Sponsored: Don’t select an IR team in a crises

“The risks are not limited to the financial services sector,” says Professor Danny Myburgh, managing director of CyberCom Africa.

01 November 2023

It’s not the most cheerful thought, but cybercrime is here to stay and it’s going to get increasingly sophisticated and ingenious; it will continue keeping CISOs up at night. Cybercriminals have become increasingly bold, with Akira, BlackCat, REvil and Rachnor among a long list of threat actors who keep up a global barrage of incessant attacks.

“The risks are not limited to the financial services sector,” says Professor Danny Myburgh, managing director of CyberCom Africa. “Everyone is a target and especially those standing to experience serious reputational damage such as medical and law firms, which deal with confidential and sensitive data. Knowing and identifying your risks is a key part of any cybersecurity strategy.

“In our work, the top threats we see are business email compromise, ransomware attacks and data infiltration and theft. CyberCom is the Incident response team that has managed the majority of the major incidents published by the media and attends to 40-50 major incidents per year. “We are also seeing attackers combining methodologies and applying multiple extortion tactics.”

“Technologies like artificial intelligence (AI), quantum computing, ChatGBT and Deepfake are all evolving and the chaos that results from attacks has driven cybersecurity very firmly into the boardroom.” According to Myburgh, an effective incident response (IR) plan encompassing rapid response and remediation, containment, effective negotiation of the ransom process, eradication and a thorough digital forensics analysis are not nice-to-haves. Woe betide the organisation that is not prepared and partnered with a company that can immediately go into damage control.

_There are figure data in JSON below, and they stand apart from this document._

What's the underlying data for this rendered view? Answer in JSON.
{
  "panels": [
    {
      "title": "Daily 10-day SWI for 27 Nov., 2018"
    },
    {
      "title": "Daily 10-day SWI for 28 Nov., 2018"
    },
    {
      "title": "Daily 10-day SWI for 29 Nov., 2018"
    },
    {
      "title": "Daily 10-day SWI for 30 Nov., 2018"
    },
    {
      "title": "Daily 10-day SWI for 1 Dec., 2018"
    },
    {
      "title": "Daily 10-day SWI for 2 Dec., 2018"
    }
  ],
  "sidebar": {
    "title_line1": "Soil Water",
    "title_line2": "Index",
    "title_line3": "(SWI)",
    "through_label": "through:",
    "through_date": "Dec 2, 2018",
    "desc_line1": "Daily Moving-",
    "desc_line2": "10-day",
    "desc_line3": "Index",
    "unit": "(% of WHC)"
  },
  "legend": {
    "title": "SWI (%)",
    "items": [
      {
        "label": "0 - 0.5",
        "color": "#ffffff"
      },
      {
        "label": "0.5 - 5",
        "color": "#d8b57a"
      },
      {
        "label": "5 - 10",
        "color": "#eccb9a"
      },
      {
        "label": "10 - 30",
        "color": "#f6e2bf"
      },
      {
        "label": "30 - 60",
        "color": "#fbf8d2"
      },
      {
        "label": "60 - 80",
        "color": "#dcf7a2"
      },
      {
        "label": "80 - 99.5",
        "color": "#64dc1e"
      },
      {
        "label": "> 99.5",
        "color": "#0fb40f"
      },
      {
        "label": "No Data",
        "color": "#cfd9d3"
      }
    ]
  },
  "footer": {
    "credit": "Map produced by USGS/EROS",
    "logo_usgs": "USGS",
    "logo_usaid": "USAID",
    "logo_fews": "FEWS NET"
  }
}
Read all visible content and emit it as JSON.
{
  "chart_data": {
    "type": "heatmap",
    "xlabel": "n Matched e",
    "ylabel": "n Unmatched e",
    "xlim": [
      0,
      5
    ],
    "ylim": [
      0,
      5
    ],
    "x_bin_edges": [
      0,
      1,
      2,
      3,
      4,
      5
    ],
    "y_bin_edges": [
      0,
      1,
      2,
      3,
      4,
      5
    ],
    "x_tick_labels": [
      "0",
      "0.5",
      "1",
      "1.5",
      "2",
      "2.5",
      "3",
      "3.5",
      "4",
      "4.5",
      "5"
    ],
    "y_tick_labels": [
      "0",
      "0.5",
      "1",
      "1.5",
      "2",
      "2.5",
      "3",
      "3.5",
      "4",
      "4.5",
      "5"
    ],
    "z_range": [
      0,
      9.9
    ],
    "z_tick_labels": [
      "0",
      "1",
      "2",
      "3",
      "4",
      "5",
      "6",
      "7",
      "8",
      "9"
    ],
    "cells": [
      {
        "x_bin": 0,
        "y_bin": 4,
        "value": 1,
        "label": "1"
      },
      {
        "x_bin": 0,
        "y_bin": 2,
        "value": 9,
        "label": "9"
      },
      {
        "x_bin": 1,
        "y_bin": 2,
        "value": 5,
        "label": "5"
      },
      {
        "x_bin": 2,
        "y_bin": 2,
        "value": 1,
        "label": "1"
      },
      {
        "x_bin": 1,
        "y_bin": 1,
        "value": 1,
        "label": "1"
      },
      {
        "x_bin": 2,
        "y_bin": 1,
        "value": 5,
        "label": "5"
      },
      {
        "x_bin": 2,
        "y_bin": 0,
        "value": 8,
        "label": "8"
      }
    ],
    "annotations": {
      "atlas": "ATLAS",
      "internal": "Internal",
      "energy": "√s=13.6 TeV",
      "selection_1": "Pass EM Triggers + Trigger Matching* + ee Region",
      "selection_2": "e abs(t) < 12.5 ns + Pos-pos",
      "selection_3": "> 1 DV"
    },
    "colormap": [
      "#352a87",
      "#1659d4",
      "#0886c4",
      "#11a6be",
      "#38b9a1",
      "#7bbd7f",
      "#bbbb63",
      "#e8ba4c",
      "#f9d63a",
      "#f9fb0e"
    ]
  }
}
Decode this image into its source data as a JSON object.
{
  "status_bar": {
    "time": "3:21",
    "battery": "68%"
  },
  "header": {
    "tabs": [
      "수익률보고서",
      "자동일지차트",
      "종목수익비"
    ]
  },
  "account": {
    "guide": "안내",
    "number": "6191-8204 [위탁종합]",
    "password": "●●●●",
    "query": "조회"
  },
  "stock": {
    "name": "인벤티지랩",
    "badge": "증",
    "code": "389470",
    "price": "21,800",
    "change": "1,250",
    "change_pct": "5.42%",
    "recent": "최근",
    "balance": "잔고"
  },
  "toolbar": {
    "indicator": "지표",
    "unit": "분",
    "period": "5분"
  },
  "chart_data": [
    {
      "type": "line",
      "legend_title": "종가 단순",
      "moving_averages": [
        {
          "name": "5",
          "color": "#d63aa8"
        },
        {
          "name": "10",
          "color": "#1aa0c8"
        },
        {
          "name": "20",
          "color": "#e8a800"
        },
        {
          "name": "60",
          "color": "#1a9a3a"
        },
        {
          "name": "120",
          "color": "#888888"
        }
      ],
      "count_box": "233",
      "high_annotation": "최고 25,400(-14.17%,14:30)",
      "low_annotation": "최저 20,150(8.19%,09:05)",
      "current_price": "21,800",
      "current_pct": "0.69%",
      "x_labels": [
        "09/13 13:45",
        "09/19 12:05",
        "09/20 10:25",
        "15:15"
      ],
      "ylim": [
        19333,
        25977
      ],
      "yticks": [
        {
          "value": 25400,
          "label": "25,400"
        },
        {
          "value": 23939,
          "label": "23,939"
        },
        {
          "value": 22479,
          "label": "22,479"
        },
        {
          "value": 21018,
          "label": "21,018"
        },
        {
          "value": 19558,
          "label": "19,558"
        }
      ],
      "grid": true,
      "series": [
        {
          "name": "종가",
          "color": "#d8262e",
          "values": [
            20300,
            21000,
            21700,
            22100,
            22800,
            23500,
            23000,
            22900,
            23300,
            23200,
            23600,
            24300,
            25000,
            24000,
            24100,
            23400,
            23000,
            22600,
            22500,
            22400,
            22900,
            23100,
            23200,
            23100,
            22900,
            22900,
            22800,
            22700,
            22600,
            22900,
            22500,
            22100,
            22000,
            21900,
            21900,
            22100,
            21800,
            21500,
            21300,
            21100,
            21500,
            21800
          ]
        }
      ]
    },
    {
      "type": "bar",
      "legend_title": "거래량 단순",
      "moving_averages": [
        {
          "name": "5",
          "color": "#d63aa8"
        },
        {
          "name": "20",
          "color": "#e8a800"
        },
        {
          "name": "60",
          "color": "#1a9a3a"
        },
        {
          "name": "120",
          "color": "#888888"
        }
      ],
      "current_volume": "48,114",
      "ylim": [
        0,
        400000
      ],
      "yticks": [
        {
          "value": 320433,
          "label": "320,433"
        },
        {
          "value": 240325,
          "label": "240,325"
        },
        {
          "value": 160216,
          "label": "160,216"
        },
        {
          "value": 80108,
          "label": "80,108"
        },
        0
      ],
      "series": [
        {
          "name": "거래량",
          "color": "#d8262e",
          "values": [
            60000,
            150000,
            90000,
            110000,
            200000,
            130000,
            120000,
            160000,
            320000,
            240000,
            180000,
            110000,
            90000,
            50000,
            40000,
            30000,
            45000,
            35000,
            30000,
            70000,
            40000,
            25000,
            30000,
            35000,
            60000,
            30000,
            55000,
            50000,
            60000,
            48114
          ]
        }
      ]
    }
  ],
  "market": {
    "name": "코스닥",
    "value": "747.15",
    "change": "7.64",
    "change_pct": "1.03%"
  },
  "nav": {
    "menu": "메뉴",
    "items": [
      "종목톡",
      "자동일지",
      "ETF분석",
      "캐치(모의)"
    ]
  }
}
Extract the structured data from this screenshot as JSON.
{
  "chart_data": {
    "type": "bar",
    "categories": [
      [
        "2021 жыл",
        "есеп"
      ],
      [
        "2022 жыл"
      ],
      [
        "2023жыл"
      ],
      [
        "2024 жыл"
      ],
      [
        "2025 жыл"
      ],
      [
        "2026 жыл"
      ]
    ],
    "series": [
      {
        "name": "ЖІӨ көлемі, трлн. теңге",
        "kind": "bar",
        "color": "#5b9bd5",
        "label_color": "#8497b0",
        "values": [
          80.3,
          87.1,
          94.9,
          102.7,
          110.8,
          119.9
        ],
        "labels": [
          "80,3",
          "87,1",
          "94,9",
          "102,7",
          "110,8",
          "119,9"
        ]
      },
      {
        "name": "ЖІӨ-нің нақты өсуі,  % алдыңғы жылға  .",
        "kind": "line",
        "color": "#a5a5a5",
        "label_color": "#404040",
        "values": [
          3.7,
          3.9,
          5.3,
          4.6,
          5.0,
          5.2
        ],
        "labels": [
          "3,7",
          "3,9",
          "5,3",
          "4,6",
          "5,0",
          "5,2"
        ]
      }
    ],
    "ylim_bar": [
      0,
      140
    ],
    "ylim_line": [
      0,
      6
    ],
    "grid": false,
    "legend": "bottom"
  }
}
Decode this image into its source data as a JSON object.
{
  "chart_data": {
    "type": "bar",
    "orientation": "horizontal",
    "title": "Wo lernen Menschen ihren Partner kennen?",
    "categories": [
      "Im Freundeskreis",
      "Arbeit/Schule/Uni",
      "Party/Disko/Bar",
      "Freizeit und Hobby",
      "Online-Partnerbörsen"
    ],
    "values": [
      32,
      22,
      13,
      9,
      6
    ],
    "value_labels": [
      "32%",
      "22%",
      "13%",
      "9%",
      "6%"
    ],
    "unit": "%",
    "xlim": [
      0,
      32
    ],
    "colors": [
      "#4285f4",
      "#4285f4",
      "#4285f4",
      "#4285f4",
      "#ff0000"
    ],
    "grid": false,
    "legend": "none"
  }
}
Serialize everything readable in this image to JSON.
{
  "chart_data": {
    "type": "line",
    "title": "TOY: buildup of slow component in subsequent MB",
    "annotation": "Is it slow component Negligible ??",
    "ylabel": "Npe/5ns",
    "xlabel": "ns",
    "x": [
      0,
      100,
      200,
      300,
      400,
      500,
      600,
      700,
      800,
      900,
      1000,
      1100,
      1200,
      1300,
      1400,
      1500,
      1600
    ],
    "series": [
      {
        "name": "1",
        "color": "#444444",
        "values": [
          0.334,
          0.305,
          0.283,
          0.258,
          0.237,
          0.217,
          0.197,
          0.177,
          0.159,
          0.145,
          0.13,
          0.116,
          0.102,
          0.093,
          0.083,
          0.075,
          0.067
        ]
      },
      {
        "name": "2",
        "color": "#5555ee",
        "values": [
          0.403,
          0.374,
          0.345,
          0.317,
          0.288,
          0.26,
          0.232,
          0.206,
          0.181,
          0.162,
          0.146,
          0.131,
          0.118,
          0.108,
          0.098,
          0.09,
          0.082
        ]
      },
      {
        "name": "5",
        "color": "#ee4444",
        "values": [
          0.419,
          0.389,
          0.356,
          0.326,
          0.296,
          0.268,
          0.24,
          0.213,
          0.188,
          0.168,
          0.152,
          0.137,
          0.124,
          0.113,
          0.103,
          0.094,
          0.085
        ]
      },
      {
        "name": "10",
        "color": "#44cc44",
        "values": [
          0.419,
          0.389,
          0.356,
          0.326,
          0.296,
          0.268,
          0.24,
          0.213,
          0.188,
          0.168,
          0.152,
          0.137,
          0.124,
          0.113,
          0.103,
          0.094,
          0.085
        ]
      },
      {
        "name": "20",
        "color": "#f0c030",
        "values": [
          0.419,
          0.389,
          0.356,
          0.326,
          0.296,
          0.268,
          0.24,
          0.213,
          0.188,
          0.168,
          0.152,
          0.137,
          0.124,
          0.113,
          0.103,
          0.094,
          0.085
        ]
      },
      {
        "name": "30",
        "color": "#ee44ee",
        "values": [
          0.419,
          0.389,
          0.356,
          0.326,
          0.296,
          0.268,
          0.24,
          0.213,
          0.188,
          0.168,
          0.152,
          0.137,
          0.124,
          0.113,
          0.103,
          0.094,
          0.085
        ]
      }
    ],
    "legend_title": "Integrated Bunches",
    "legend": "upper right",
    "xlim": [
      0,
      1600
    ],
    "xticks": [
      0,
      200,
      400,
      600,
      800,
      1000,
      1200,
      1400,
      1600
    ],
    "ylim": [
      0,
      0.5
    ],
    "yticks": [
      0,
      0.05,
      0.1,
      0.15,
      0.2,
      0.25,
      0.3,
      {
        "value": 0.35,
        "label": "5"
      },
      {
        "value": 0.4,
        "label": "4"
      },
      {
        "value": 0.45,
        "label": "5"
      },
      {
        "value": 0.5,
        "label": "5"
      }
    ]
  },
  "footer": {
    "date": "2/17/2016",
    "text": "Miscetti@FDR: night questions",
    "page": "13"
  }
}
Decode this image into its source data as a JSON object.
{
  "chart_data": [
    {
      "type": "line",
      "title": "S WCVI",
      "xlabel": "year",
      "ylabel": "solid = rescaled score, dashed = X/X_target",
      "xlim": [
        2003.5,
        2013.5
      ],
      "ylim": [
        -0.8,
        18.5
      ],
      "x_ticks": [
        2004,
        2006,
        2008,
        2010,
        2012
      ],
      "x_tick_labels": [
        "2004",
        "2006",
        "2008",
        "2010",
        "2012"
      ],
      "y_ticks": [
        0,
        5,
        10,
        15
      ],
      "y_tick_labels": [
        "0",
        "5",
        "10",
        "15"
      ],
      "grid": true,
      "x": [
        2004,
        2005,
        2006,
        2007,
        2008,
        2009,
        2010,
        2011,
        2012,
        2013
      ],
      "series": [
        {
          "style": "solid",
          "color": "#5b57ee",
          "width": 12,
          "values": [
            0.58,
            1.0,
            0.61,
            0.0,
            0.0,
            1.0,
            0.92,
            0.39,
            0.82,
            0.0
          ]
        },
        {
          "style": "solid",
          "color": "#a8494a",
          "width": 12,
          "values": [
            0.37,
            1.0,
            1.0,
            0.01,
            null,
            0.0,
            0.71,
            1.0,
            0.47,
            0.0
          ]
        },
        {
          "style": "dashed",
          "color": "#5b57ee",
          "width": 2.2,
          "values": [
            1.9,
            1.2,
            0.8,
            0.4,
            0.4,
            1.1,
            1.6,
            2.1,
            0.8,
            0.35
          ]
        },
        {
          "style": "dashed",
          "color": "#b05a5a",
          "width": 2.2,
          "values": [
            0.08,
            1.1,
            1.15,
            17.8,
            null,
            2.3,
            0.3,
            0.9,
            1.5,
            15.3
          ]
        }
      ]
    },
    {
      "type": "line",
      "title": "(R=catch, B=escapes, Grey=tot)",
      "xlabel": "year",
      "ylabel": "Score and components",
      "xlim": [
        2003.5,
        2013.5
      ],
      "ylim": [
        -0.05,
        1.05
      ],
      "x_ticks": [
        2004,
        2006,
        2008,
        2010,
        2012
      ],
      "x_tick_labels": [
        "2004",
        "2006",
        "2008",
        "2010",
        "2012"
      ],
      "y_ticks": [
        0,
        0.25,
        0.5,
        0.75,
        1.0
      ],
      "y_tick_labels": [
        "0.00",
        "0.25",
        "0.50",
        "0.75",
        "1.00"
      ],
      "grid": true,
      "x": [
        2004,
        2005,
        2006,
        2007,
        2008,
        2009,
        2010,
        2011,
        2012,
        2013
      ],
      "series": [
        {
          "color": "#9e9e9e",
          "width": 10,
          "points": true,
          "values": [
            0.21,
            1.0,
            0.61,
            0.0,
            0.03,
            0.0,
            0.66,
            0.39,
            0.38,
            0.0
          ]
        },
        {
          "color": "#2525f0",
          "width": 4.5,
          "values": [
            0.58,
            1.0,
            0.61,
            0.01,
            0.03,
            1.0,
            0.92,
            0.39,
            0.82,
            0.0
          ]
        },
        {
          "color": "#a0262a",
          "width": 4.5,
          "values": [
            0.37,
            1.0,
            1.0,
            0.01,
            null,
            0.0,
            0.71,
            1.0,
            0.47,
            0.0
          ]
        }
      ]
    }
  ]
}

“A recent IBM report highlighted statistics around companies with or without an IR team or IR plan and it said that the breach cost gap continued to grow and that breaches at organisations with IR capabilities saw an average cost of a breach of $3.26 million in 2022, compared to $5.92 million at organisations without IR capabilities. The report underlined the cost-savings value of having IR capabilities.

“In the event of a ransomware attack, even paying a ransom does not guarantee getting your data back. Protection against a breach is the only way to try to mitigate the possibility of attack, but even then, according to IBM, the average time to discover a breach is 279 days and the duration to contain a breach, 56 days. Digital paramedics

“My best advice to organisations is not to make decisions in a crisis, but have an incident crisis response partner already on-boarded, with costs established upfront, ready not for the “if”, but the “when” a breach happens. Myburgh describes his team as “firefighting paramedics”. He explains that “we literally come into a crises situation with a wealth of knowledge and experience, since we do this on a weekly basis, we put out the fire, stabilise the environment and get our clients to a healthy state in the shortest period.”

“Pay attention to your firewalls, passwords, remote access and make sure patch management is a priority. It is all very well buying the most up-to-date apps and technologies, but you are throwing money away if these tools are incomplete or incorrectly configured. “We are never going to eradicate crime and we will win some battles and lose others. We will make improvements and so will the hackers. It’s about being as prepared as possible when it happens to your organisation,” he concludes.